Teams in the MEAC and SWAC have had to play these money games during the non-conference season to fund their Division I programs for decades. Now, schools like North Carolina Central and Southern are having to pay these schools to fill out their home schedules.
NCCU coach Levelle Moton talked about the difficulties of finding home opponents:
“We didn’t finish our schedule until mid October of this year,” he said. “Even with that, we had to compromise with things. We’ve contacted pretty much everyone. There aren’t many schools that are willing to come play in our gym in Division I basketball.”
The only Division I team to agree to a game at NCCU this year was IUPUI, and even they tried to opt out, according to Moton.
Part of that is because the Eagles are the top team in the MEAC. What low-level Division I team wants to go into NCCU’s gym and use one of its away games — which could instead be a higher-paying guarantee game — to get its butt kicked?
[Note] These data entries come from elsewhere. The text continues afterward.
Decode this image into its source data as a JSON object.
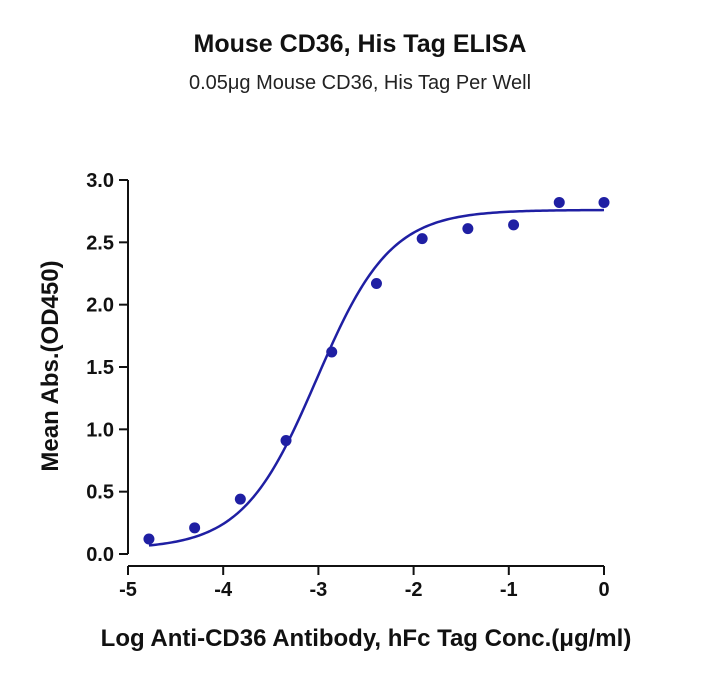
{
  "chart_data": {
    "type": "scatter",
    "title": "Mouse CD36, His Tag ELISA",
    "subtitle": "0.05μg Mouse CD36, His Tag Per Well",
    "xlabel": "Log Anti-CD36 Antibody, hFc Tag Conc.(μg/ml)",
    "ylabel": "Mean Abs.(OD450)",
    "xlim": [
      -5,
      0
    ],
    "ylim": [
      0,
      3.0
    ],
    "x_ticks": [
      -5,
      -4,
      -3,
      -2,
      -1,
      0
    ],
    "y_ticks": [
      "0.0",
      "0.5",
      "1.0",
      "1.5",
      "2.0",
      "2.5",
      "3.0"
    ],
    "grid": false,
    "series": [
      {
        "points": [
          {
            "x": -4.78,
            "y": 0.12
          },
          {
            "x": -4.3,
            "y": 0.21
          },
          {
            "x": -3.82,
            "y": 0.44
          },
          {
            "x": -3.34,
            "y": 0.91
          },
          {
            "x": -2.86,
            "y": 1.62
          },
          {
            "x": -2.39,
            "y": 2.17
          },
          {
            "x": -1.91,
            "y": 2.53
          },
          {
            "x": -1.43,
            "y": 2.61
          },
          {
            "x": -0.95,
            "y": 2.64
          },
          {
            "x": -0.47,
            "y": 2.82
          },
          {
            "x": 0.0,
            "y": 2.82
          }
        ],
        "fit": {
          "model": "4PL",
          "bottom": 0.04,
          "top": 2.76,
          "log_ec50": -3.02,
          "hill_slope": 1.12,
          "x_range": [
            -4.78,
            0.0
          ]
        },
        "color": "#1f1fa3"
      }
    ]
  }
}
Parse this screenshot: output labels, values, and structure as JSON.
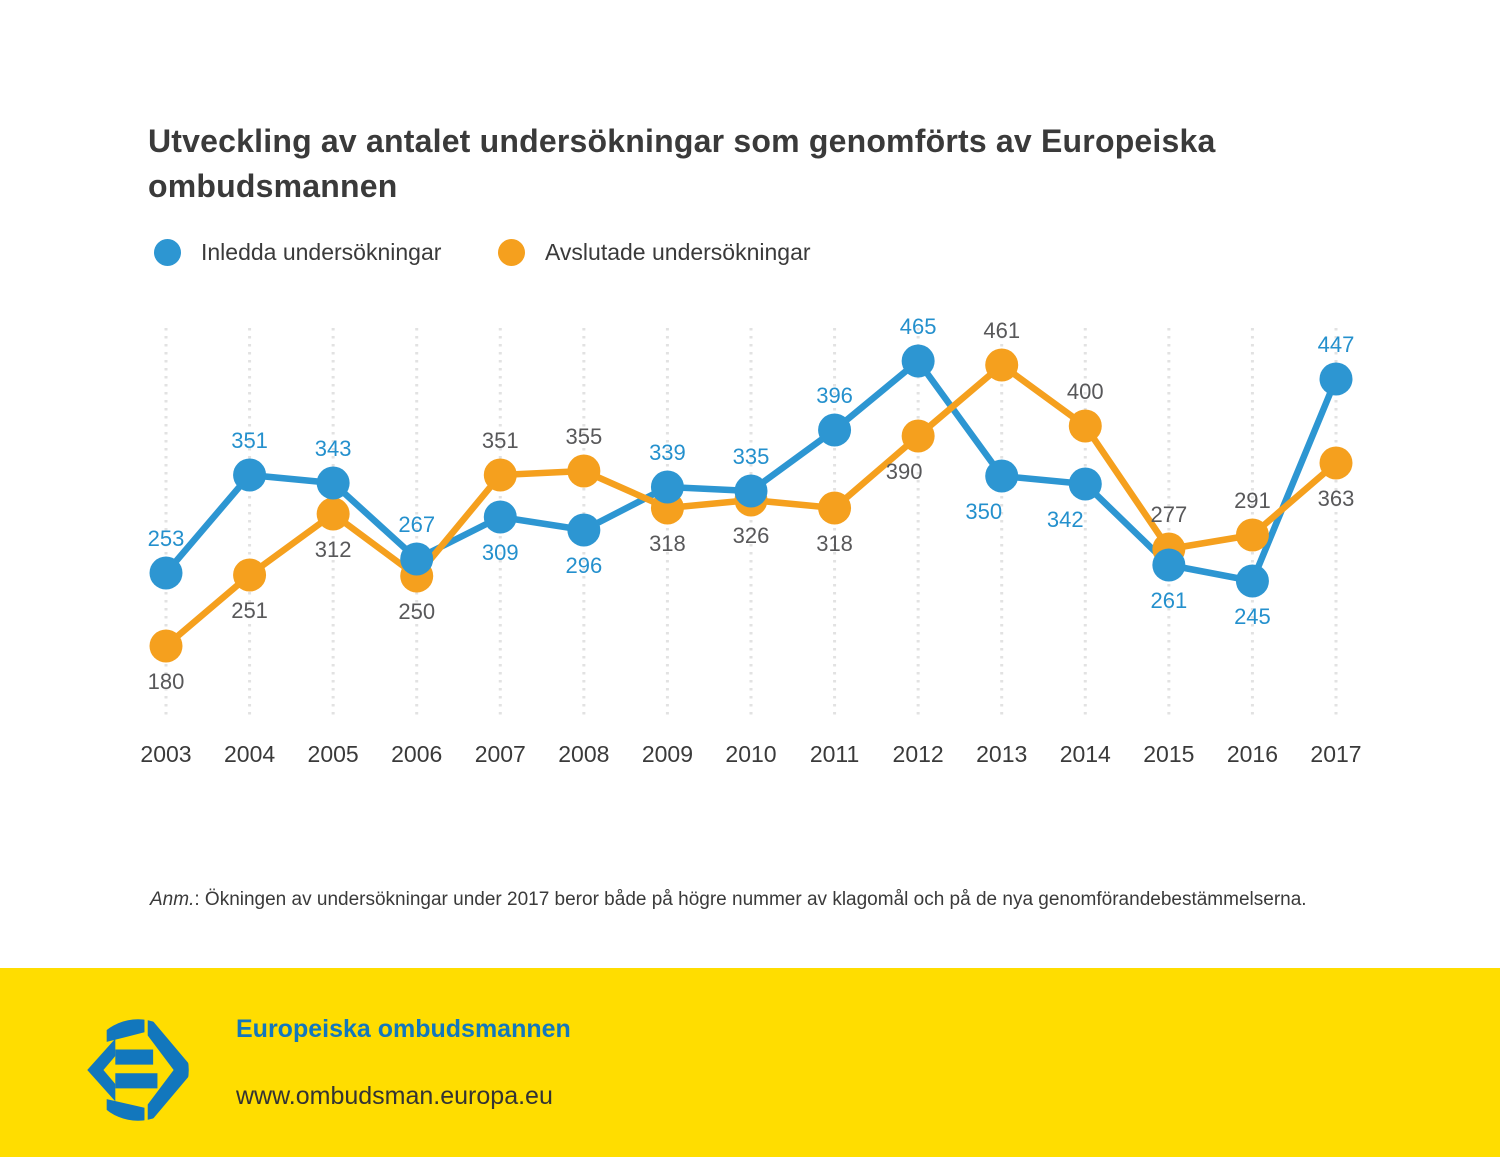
{
  "title": "Utveckling av antalet undersökningar som genomförts av Europeiska ombudsmannen",
  "note": {
    "prefix": "Anm.",
    "rest": ": Ökningen av undersökningar under 2017 beror både på högre nummer av klagomål och på de nya genomförandebestämmelserna."
  },
  "footer": {
    "org_name": "Europeiska ombudsmannen",
    "url": "www.ombudsman.europa.eu"
  },
  "colors": {
    "series_blue": "#2d96d2",
    "series_orange": "#f5a01e",
    "blue_label_text": "#2490cd",
    "gray_label_text": "#58585a",
    "year_label_text": "#3a3a3a",
    "gridline": "#e2e2e2",
    "footer_background": "#ffdd00",
    "footer_blue": "#1277bd",
    "title_text": "#3a3a3a"
  },
  "chart_data": {
    "type": "line",
    "title": "Utveckling av antalet undersökningar som genomförts av Europeiska ombudsmannen",
    "categories": [
      "2003",
      "2004",
      "2005",
      "2006",
      "2007",
      "2008",
      "2009",
      "2010",
      "2011",
      "2012",
      "2013",
      "2014",
      "2015",
      "2016",
      "2017"
    ],
    "series": [
      {
        "name": "Inledda undersökningar",
        "color": "#2d96d2",
        "label_color": "#2490cd",
        "values": [
          253,
          351,
          343,
          267,
          309,
          296,
          339,
          335,
          396,
          465,
          350,
          342,
          261,
          245,
          447
        ],
        "label_dx": [
          0,
          0,
          0,
          0,
          0,
          0,
          0,
          0,
          0,
          0,
          -18,
          -20,
          0,
          0,
          0
        ]
      },
      {
        "name": "Avslutade undersökningar",
        "color": "#f5a01e",
        "label_color": "#58585a",
        "values": [
          180,
          251,
          312,
          250,
          351,
          355,
          318,
          326,
          318,
          390,
          461,
          400,
          277,
          291,
          363
        ],
        "label_dx": [
          0,
          0,
          0,
          0,
          0,
          0,
          0,
          0,
          0,
          -14,
          0,
          0,
          0,
          0,
          0
        ]
      }
    ],
    "xlabel": "",
    "ylabel": "",
    "ylim": [
      150,
      500
    ],
    "grid": "vertical-dotted",
    "legend_position": "top-left",
    "point_labels": true
  }
}
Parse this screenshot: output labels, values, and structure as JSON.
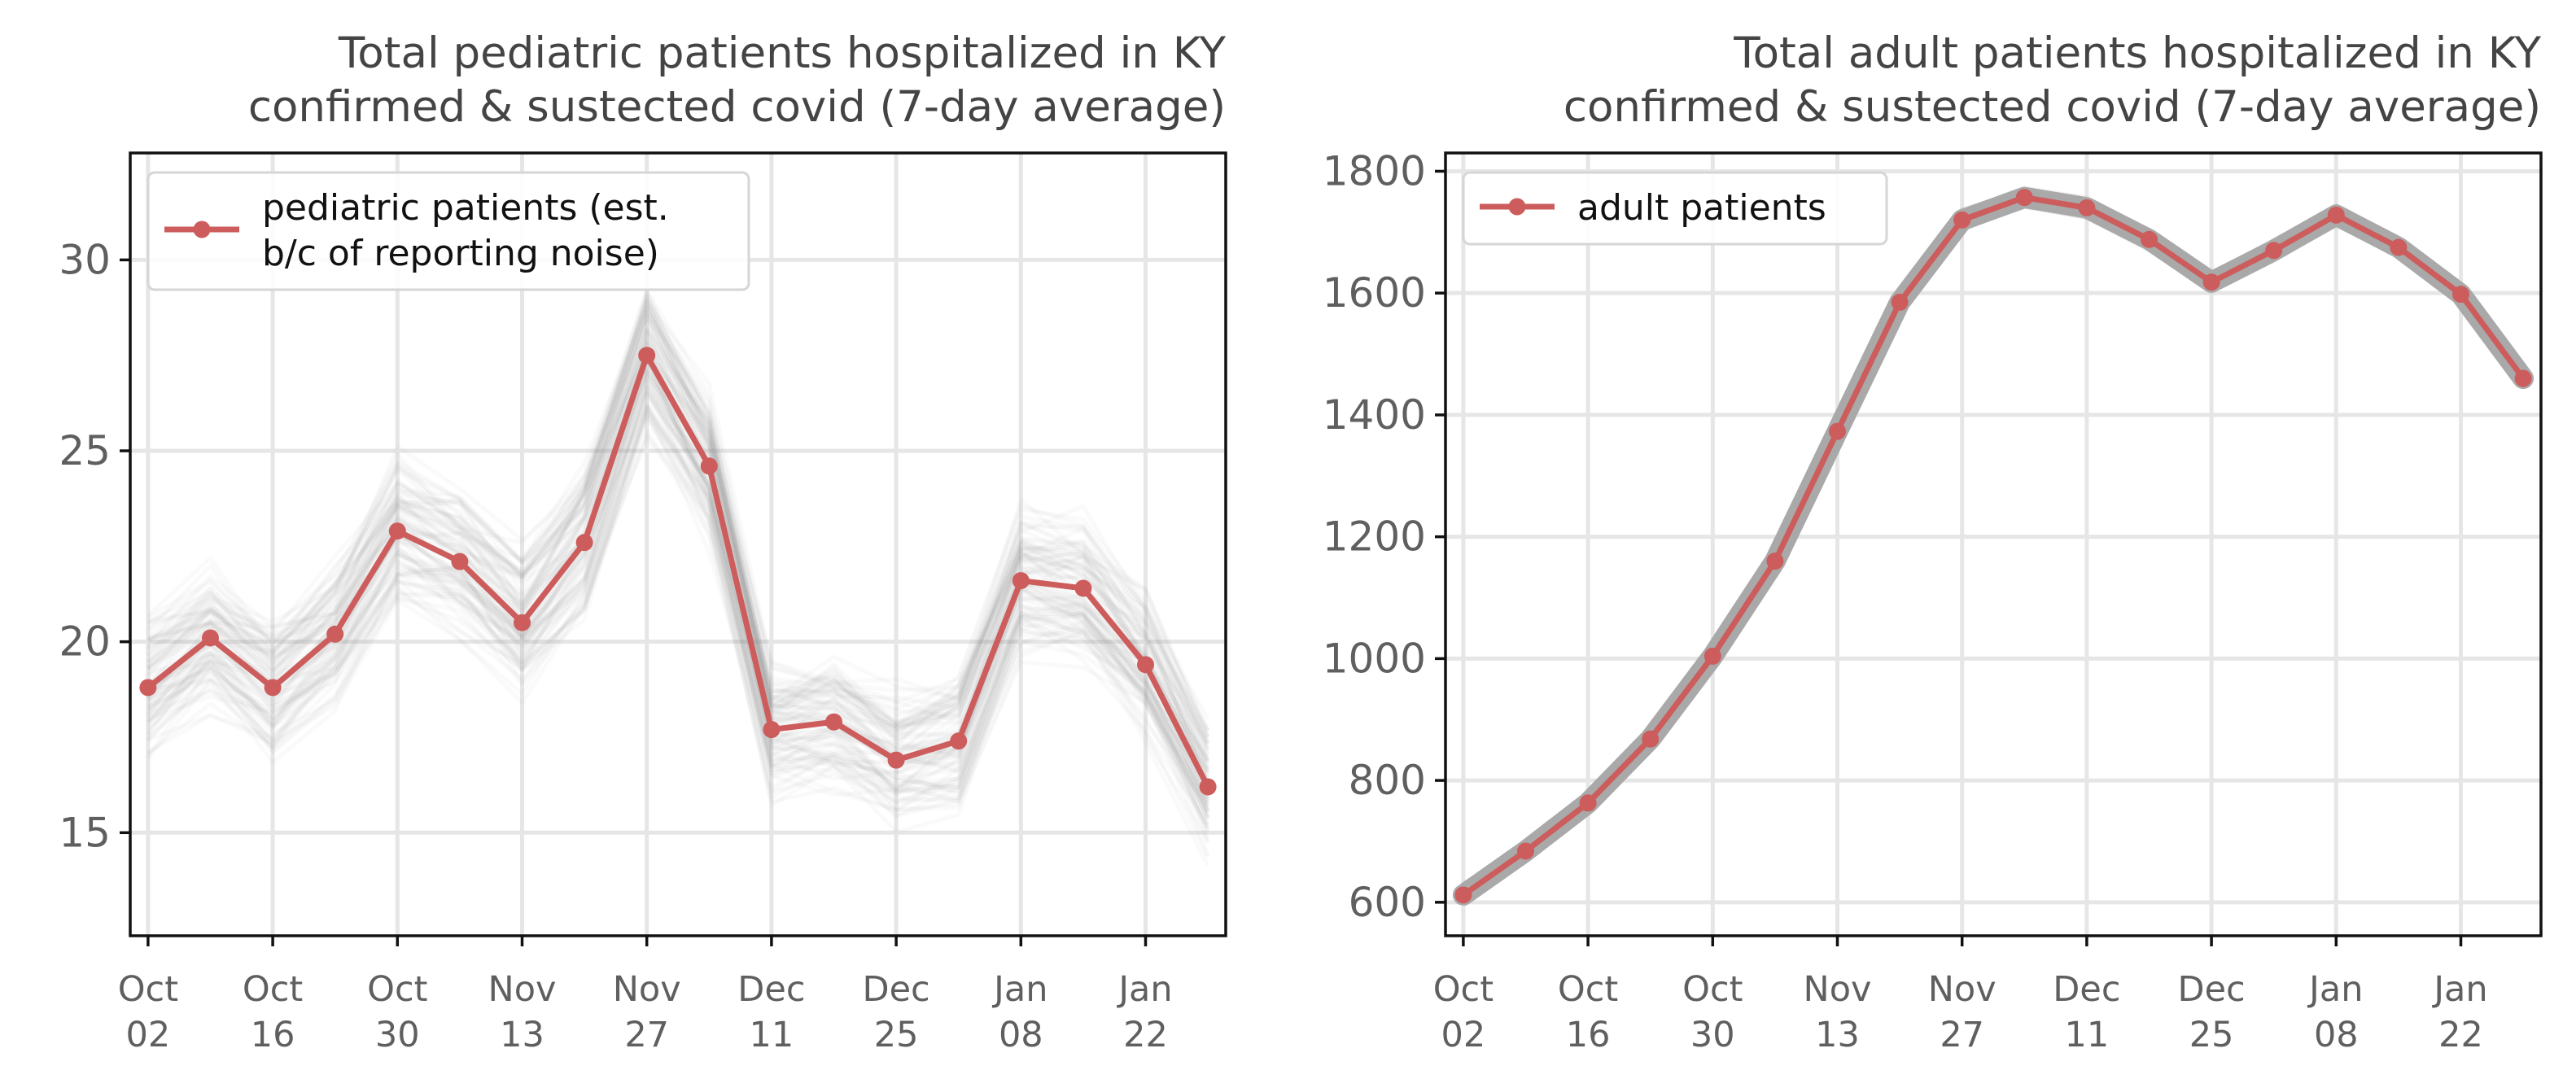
{
  "colors": {
    "main_line": "#cd5c5c",
    "uncertainty": "#808080",
    "grid": "#e6e6e6",
    "text": "#444444"
  },
  "chart_data": [
    {
      "type": "line",
      "title": "Total pediatric patients hospitalized in KY\nconfirmed & sustected covid (7-day average)",
      "title_lines": [
        "Total pediatric patients hospitalized in KY",
        "confirmed & sustected covid (7-day average)"
      ],
      "xlabel": "",
      "ylabel": "",
      "grid": true,
      "legend_position": "top-left",
      "x_tick_labels": [
        [
          "Oct",
          "02"
        ],
        [
          "Oct",
          "16"
        ],
        [
          "Oct",
          "30"
        ],
        [
          "Nov",
          "13"
        ],
        [
          "Nov",
          "27"
        ],
        [
          "Dec",
          "11"
        ],
        [
          "Dec",
          "25"
        ],
        [
          "Jan",
          "08"
        ],
        [
          "Jan",
          "22"
        ]
      ],
      "y_ticks": [
        15,
        20,
        25,
        30
      ],
      "ylim": [
        12.3,
        32.8
      ],
      "x": [
        "2022-10-02",
        "2022-10-09",
        "2022-10-16",
        "2022-10-23",
        "2022-10-30",
        "2022-11-06",
        "2022-11-13",
        "2022-11-20",
        "2022-11-27",
        "2022-12-04",
        "2022-12-11",
        "2022-12-18",
        "2022-12-25",
        "2023-01-01",
        "2023-01-08",
        "2023-01-15",
        "2023-01-22",
        "2023-01-29"
      ],
      "xlim": [
        "2022-09-30",
        "2023-01-31"
      ],
      "series": [
        {
          "name": "pediatric patients (est.\nb/c of reporting noise)",
          "legend_lines": [
            "pediatric patients (est.",
            "b/c of reporting noise)"
          ],
          "values": [
            18.8,
            20.1,
            18.8,
            20.2,
            22.9,
            22.1,
            20.5,
            22.6,
            27.5,
            24.6,
            17.7,
            17.9,
            16.9,
            17.4,
            21.6,
            21.4,
            19.4,
            16.2
          ]
        }
      ],
      "uncertainty_band_spread": 1.6
    },
    {
      "type": "line",
      "title": "Total adult patients hospitalized in KY\nconfirmed & sustected covid (7-day average)",
      "title_lines": [
        "Total adult patients hospitalized in KY",
        "confirmed & sustected covid (7-day average)"
      ],
      "xlabel": "",
      "ylabel": "",
      "grid": true,
      "legend_position": "top-left",
      "x_tick_labels": [
        [
          "Oct",
          "02"
        ],
        [
          "Oct",
          "16"
        ],
        [
          "Oct",
          "30"
        ],
        [
          "Nov",
          "13"
        ],
        [
          "Nov",
          "27"
        ],
        [
          "Dec",
          "11"
        ],
        [
          "Dec",
          "25"
        ],
        [
          "Jan",
          "08"
        ],
        [
          "Jan",
          "22"
        ]
      ],
      "y_ticks": [
        600,
        800,
        1000,
        1200,
        1400,
        1600,
        1800
      ],
      "ylim": [
        545,
        1830
      ],
      "x": [
        "2022-10-02",
        "2022-10-09",
        "2022-10-16",
        "2022-10-23",
        "2022-10-30",
        "2022-11-06",
        "2022-11-13",
        "2022-11-20",
        "2022-11-27",
        "2022-12-04",
        "2022-12-11",
        "2022-12-18",
        "2022-12-25",
        "2023-01-01",
        "2023-01-08",
        "2023-01-15",
        "2023-01-22",
        "2023-01-29"
      ],
      "xlim": [
        "2022-09-30",
        "2023-01-31"
      ],
      "series": [
        {
          "name": "adult patients",
          "legend_lines": [
            "adult patients"
          ],
          "values": [
            612,
            684,
            763,
            868,
            1004,
            1160,
            1373,
            1585,
            1720,
            1757,
            1740,
            1688,
            1618,
            1670,
            1728,
            1675,
            1598,
            1460
          ]
        }
      ],
      "uncertainty_band_spread": 22
    }
  ]
}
The solution, Moton said, is to lose, but that’s obviously not an option.
“As we’ve gotten better and better, the phone calls have diminished,” Moton said, “We’ve gotten blatant answers from people who say, ‘Heck no, we’ll never play you.'”
NCCU, owners of the Division I’s third-longest home winning streak, has hosted College of Faith (a 123-65 win) and Barber-Scotia (a 108-52 win) and Johnson and Wales (a 101-38 win).
While those games do count in the win column, they are often a loss at the box office. Only 702 fans watched NCCU vs. Johnson and Wales while just 425 people showed up to watch NCCU beat up on Barber-Scotia.
Unlike the big schools, however, HBCUs don’t really have the cash to throw around to these basketball factories. NCCU, for example, is trying to reduce it’s budget deficit from $2.5 million to $1.5 million. And everyone knows South Carolina State’s financial situation.
This is likely a situation that won’t go away for a while.